This page explains how to use the Data Mechanics dashboard in order to monitor the performance of your workloads over time.
Jobs are scheduled applications. For example, a Spark application that you run every day, or every hour, is a job in Data Mechanics.
Remember your first Spark application: you defined a
jobName for your Spark application in the payload of the API request.
All subsequent apps with the same
jobName will be grouped together in the dashboard so you can monitor their performance over time.
Let's take a look!
Jobs list page
Except for the job name, this page looks a lot like the Applications view. That's because it gives detailed information about the last app of every job.
On this page, you get an overview of all the workloads scheduled on Data Mechanics. You can check if any of them failed last night, or if anything is out of the ordinary.
Clicking on a row takes you to the job page of this application.
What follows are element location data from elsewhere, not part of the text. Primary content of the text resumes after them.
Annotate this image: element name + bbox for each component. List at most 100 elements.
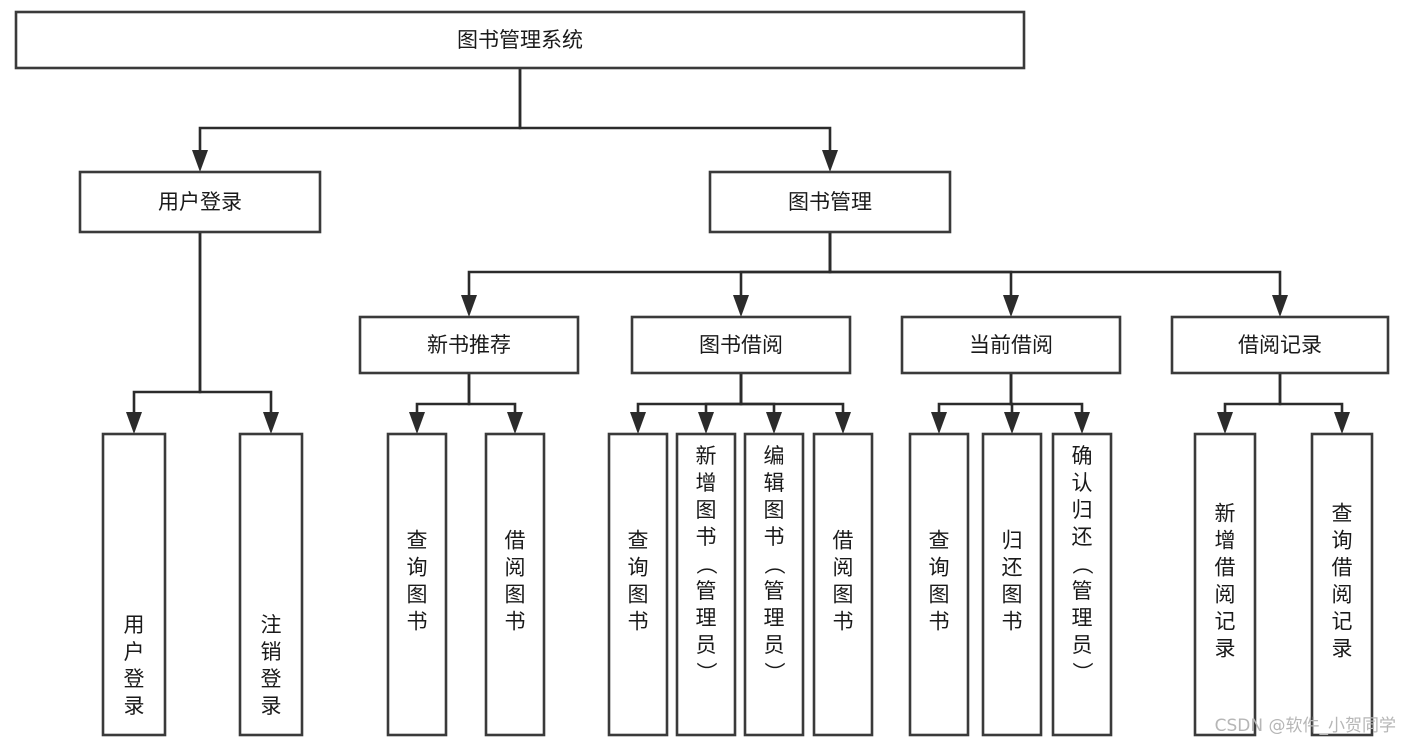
- node-label: 当前借阅: [969, 333, 1053, 357]
- arrow-head-icon: [1334, 412, 1350, 434]
- node-box[interactable]: [1193, 432, 1257, 737]
- node-label-char: 借: [505, 529, 526, 553]
- connector-line: [198, 232, 273, 416]
- connector-line: [1278, 373, 1344, 416]
- node-leaf-user-login[interactable]: 用户登录: [101, 432, 167, 737]
- node-label-char: 注: [261, 613, 282, 637]
- node-label-char: 归: [1072, 498, 1093, 522]
- connector-user-login-to-leaf-user-login: [126, 232, 202, 434]
- node-box[interactable]: [630, 315, 852, 375]
- node-root[interactable]: 图书管理系统: [14, 10, 1026, 70]
- node-label-char: 录: [1332, 637, 1353, 661]
- csdn-watermark: CSDN @软件_小贺同学: [1215, 716, 1396, 736]
- node-label-char: 录: [124, 694, 145, 718]
- node-label-char: 询: [929, 556, 950, 580]
- node-label-char: 图: [833, 583, 854, 607]
- node-label-char: 阅: [1215, 583, 1236, 607]
- node-book-borrow[interactable]: 图书借阅: [630, 315, 852, 375]
- node-label-char: 图: [929, 583, 950, 607]
- node-box[interactable]: [743, 432, 805, 737]
- node-label-char: 登: [124, 667, 145, 691]
- connector-line: [828, 232, 1282, 299]
- nodes-layer: 图书管理系统用户登录图书管理用户登录注销登录新书推荐图书借阅当前借阅借阅记录查询…: [14, 10, 1390, 737]
- node-label-char: 查: [929, 529, 950, 553]
- node-label-char: 还: [1072, 525, 1093, 549]
- arrow-head-icon: [698, 412, 714, 434]
- node-box[interactable]: [812, 432, 874, 737]
- node-label-char: 员: [696, 633, 717, 657]
- node-label-char: 借: [1332, 556, 1353, 580]
- node-book-manage[interactable]: 图书管理: [708, 170, 952, 234]
- node-label-char: 阅: [833, 556, 854, 580]
- arrow-head-icon: [835, 412, 851, 434]
- node-label-char: 阅: [1332, 583, 1353, 607]
- arrow-head-icon: [126, 412, 142, 434]
- node-box[interactable]: [908, 432, 970, 737]
- node-user-login[interactable]: 用户登录: [78, 170, 322, 234]
- node-box[interactable]: [358, 315, 580, 375]
- node-box[interactable]: [386, 432, 448, 737]
- connector-line: [1009, 373, 1084, 416]
- connector-borrow-record-to-br-query: [1278, 373, 1350, 434]
- node-label-char: 户: [124, 640, 145, 664]
- arrow-head-icon: [1272, 295, 1288, 317]
- node-box[interactable]: [14, 10, 1026, 70]
- node-box[interactable]: [238, 432, 304, 737]
- node-label: 图书借阅: [699, 333, 783, 357]
- node-label-char: 记: [1215, 610, 1236, 634]
- node-box[interactable]: [484, 432, 546, 737]
- arrow-head-icon: [1074, 412, 1090, 434]
- arrow-head-icon: [822, 150, 838, 172]
- node-label-char: 图: [764, 498, 785, 522]
- node-borrow-record[interactable]: 借阅记录: [1170, 315, 1390, 375]
- watermark-layer: CSDN @软件_小贺同学: [1215, 716, 1396, 736]
- node-label-char: 图: [628, 583, 649, 607]
- node-box[interactable]: [101, 432, 167, 737]
- arrow-head-icon: [1217, 412, 1233, 434]
- node-box[interactable]: [607, 432, 669, 737]
- node-label-char: 借: [833, 529, 854, 553]
- node-label-char: 用: [124, 613, 145, 637]
- node-box[interactable]: [1170, 315, 1390, 375]
- connector-line: [1223, 373, 1282, 416]
- node-box[interactable]: [675, 432, 737, 737]
- node-new-book-rec[interactable]: 新书推荐: [358, 315, 580, 375]
- node-label-char: 询: [407, 556, 428, 580]
- node-box[interactable]: [981, 432, 1043, 737]
- node-label-char: （: [1070, 554, 1094, 575]
- node-box[interactable]: [708, 170, 952, 234]
- connectors-layer: [126, 68, 1350, 434]
- node-label-char: 书: [1002, 610, 1023, 634]
- node-label-char: 管: [764, 579, 785, 603]
- connector-line: [739, 373, 845, 416]
- arrow-head-icon: [1003, 295, 1019, 317]
- node-label-char: 录: [261, 694, 282, 718]
- node-label-char: 还: [1002, 556, 1023, 580]
- arrow-head-icon: [733, 295, 749, 317]
- node-box[interactable]: [78, 170, 322, 234]
- node-label-char: 新: [1215, 502, 1236, 526]
- arrow-head-icon: [931, 412, 947, 434]
- arrow-head-icon: [192, 150, 208, 172]
- connector-line: [739, 373, 776, 416]
- node-label-char: 书: [833, 610, 854, 634]
- connector-line: [132, 232, 202, 416]
- node-box[interactable]: [1310, 432, 1374, 737]
- node-current-borrow[interactable]: 当前借阅: [900, 315, 1122, 375]
- node-box[interactable]: [1051, 432, 1113, 737]
- connector-line: [467, 232, 832, 299]
- node-box[interactable]: [900, 315, 1122, 375]
- connector-line: [739, 232, 832, 299]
The first row of cards lets you compare at a glance the performance of the last application to that of the previous ones on a set of metrics.
- Duration of the app: you may have some deadlines not to exceed.
- CPU uptime: the sum of CPU hours used by your Spark executors. This is directly correlated to the cloud provider cost of your application.
- Spark tasks duration: the sum of the durations of Spark tasks in the app. If the Spark tasks duration is much lower than the CPU uptime, there's usually wasted resource and inefficiencies in your app.
- Data Read: the data read from the storage. All other metrics are usually correlated with the volume of input data.
Next, there is a plot of two metrics over time. It defaults to Duration and Data Read, but you can select any two metrics from Duration, Data Read, Data Written, CPU uptime and Spark tasks duration. This lets you see long-term trends in your workloads behavior.
Finally, the Job page contains the list of Spark applications in this job, in a table similar to that of the Applications view.